# Neu - jetzt vorbestellen: PCGH-Ultimate-PC HD7970-Edition: 6-Kern-Prozessor von Intel [Anzeige]



## PCGH-Redaktion (15. Juli 2012)

Jetzt ist Ihre Meinung zu Neu - jetzt vorbestellen: PCGH-Ultimate-PC HD7970-Edition: 6-Kern-Prozessor von Intel [Anzeige] gefragt. 

Bitte beachten Sie: Der Kommentarbereich wird gemäß der  Forenregeln moderiert. Allgemeine Fragen und Kritik zu Online-Artikeln von PC Games Hardware sind im Feedback-Unterforum zu veröffentlichen und nicht im Kommentarthread zu einer News. Dort werden sie ohne Nachfragen entfernt.
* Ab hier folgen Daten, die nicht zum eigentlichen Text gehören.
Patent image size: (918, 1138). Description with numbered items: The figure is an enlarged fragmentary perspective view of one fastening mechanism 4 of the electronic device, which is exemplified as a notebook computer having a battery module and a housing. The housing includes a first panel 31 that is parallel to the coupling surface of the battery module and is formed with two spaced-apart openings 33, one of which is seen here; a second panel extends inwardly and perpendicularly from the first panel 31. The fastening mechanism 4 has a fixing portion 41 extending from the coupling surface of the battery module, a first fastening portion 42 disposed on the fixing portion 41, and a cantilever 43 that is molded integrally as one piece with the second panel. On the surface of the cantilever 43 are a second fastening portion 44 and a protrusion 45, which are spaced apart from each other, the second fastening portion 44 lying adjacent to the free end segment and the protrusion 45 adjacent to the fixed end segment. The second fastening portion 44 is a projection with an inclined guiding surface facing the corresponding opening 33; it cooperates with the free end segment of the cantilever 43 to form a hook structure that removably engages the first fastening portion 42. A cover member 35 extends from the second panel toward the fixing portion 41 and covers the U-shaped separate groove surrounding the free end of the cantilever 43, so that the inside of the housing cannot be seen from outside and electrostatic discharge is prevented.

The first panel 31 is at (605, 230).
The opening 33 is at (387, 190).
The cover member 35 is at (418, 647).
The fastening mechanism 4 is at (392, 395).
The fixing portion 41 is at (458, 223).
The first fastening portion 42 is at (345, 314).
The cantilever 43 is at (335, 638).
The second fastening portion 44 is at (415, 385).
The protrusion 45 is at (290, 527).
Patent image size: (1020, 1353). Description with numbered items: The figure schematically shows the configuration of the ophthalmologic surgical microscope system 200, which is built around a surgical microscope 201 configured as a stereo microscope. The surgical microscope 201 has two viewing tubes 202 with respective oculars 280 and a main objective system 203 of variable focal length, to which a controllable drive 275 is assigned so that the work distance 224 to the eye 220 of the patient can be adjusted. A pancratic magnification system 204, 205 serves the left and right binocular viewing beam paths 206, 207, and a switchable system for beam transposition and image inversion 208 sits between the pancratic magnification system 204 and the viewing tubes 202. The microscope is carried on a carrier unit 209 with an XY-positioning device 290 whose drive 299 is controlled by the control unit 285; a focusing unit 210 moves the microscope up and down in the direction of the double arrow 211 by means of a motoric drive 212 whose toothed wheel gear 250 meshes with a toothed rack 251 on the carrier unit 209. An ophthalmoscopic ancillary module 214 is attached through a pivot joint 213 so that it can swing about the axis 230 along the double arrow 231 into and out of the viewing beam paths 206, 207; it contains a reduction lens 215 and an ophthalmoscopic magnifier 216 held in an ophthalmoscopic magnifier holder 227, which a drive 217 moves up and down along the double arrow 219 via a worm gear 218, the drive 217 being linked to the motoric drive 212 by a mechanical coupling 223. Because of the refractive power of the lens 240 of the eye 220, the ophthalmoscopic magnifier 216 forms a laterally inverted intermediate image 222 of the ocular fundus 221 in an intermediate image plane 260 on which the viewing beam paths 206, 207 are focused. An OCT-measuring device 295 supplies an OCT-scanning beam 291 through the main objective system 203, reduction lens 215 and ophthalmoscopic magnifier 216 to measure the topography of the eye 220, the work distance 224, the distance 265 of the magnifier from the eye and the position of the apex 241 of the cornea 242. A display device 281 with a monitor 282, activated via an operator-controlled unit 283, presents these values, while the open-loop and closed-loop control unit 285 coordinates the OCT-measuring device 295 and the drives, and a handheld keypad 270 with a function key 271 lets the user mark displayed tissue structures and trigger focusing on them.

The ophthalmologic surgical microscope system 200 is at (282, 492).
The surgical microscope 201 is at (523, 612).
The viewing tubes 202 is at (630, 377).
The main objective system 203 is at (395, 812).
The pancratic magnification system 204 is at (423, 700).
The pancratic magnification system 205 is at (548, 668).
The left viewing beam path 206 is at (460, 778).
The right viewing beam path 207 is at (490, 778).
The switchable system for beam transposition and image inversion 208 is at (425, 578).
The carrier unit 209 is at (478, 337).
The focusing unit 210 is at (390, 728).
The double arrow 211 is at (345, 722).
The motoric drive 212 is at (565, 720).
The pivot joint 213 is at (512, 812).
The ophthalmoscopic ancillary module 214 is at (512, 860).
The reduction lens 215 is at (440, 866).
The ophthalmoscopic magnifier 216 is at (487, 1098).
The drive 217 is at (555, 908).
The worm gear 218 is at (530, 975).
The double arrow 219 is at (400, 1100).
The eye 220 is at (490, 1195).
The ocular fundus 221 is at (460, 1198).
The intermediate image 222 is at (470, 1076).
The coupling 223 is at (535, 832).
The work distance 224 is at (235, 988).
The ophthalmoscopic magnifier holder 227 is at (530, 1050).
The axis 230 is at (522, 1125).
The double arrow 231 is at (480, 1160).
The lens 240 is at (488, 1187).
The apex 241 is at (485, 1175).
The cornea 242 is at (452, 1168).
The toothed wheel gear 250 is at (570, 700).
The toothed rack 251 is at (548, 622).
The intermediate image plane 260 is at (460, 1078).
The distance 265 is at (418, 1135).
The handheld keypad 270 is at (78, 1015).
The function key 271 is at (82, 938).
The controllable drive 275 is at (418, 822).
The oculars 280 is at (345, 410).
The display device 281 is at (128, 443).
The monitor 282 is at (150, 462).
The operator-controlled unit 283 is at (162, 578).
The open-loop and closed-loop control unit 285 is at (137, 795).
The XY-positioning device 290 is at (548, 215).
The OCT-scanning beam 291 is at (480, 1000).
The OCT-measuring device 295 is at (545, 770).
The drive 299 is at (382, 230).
			Dieser Inhalt steht nur eingeloggten Mitgliedern zur Verfügung.
        

 Zurück zum Artikel: Neu - jetzt vorbestellen: PCGH-Ultimate-PC HD7970-Edition: 6-Kern-Prozessor von Intel [Anzeige]


----------



## leorphee (15. Juli 2012)

kommt meinem ja schon bisschen nahe...


----------



## Stoeppsel (15. Juli 2012)

Schöner High-End-PC mit guter Leistung, durchaus eine Alternative zu einem Selbstbau-PC (bin am nachdenken...).
Aber: Im 2D-Betrieb sollte man doch bitte die Lüfter etwas drosseln (Alternate that's your turn please!),
mein eigener "alter PC" verbraucht 10W mehr (anstatt den sehr guten 68W), ist aber nahezu unhörbar - das geht,
das zeigt auch das Modell mit einer 680er (der im 2D sogar etwas mehr verbraucht).
Der 3D-Betrieb geht mit 2,1 Sone völlig in Ordnung, da man sich im High-End-Segment bewegt (für mehr hilft nur die Wasserkühlung).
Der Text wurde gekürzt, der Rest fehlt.